Schuylkill County, Pennsylvania Coroner’s Inquest Records, Volume 1 was published in late 2010. Phil was approached by Joanne Vaughn to see if they could strike a reciprocal agreement. She was willing to photocopy the material if Phil would agree to put it in book form. Noticing the poor condition of the records, he wanted to help preserve them so the answer was yes. Colleen, in the County Courthouse Archives, was happy about this arrangement also because it simplified her research.

Phil said the hardest part of producing the book was the sadness he felt in finding a significant number of unknown infants in the records. There were also many unknown men and women which was understandable because in those days men and women used to jump the box cars to travel and often missed their target and were run over by trains.

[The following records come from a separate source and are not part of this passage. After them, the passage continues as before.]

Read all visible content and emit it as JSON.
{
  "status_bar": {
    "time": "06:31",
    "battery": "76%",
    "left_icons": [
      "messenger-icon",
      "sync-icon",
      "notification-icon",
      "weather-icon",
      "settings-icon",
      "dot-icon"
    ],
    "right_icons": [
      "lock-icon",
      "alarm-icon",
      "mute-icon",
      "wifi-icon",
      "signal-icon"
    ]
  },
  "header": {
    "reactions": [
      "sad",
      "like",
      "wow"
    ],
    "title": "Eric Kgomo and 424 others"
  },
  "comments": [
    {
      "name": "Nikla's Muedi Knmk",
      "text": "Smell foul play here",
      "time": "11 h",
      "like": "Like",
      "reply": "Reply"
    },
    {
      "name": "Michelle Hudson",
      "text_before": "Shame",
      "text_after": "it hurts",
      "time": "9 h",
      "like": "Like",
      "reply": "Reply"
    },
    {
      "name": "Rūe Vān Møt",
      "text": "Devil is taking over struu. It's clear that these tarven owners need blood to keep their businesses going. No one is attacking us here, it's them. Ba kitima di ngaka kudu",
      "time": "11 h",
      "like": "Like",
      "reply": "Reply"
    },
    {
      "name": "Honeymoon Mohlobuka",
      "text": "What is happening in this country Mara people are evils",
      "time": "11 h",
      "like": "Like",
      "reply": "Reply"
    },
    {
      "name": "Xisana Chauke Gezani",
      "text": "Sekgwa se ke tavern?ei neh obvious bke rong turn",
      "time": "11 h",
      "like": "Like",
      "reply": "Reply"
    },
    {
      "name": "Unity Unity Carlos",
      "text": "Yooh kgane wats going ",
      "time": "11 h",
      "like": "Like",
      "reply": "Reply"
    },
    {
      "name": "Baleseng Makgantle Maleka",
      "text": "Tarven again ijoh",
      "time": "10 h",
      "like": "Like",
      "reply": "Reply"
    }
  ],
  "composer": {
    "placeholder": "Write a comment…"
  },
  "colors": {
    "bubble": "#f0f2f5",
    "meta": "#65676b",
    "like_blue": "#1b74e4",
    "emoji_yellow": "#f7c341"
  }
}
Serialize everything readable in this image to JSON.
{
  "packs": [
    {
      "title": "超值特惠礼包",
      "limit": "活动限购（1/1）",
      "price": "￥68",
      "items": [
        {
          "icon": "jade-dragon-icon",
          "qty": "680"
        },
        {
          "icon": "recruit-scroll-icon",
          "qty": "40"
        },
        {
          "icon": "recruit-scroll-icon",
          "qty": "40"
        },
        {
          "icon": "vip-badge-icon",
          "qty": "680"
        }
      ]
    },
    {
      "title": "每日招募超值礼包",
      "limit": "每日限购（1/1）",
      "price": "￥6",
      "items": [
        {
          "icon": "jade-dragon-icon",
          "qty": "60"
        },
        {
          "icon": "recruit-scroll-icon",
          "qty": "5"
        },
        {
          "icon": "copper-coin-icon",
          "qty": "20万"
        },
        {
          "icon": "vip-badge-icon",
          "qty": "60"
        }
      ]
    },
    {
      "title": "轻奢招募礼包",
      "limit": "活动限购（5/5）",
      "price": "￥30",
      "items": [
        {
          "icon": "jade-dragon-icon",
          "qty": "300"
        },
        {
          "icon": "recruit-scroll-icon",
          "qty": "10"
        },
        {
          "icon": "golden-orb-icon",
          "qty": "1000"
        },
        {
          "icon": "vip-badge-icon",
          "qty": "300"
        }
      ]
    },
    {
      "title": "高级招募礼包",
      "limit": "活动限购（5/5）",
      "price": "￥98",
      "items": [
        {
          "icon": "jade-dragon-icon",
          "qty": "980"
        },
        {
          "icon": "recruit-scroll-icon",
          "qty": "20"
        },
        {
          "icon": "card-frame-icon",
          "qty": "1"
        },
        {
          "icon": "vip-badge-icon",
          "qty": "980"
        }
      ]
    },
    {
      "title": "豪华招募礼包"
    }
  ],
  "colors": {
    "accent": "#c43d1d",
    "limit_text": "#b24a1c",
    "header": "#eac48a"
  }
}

Life was harsh in the coal regions during the 19th and 20th Century. Safety was nonexistent, because it cost the mine owners money to provide a safe workplace for their employees. Shoddy workmanship, on the timbers; old or unsafe explosives, usually resulting in a premature explosion are just a few of the horrors. This book is a record of coroner’s inquests into deaths from 1811 to 1909 and includes well over 11,000 entries including many immigrants (primarily Irish and later into the 1800’s, an influx of Eastern European (Poland, Czech, Lithuanians, etc.) as well as Italians.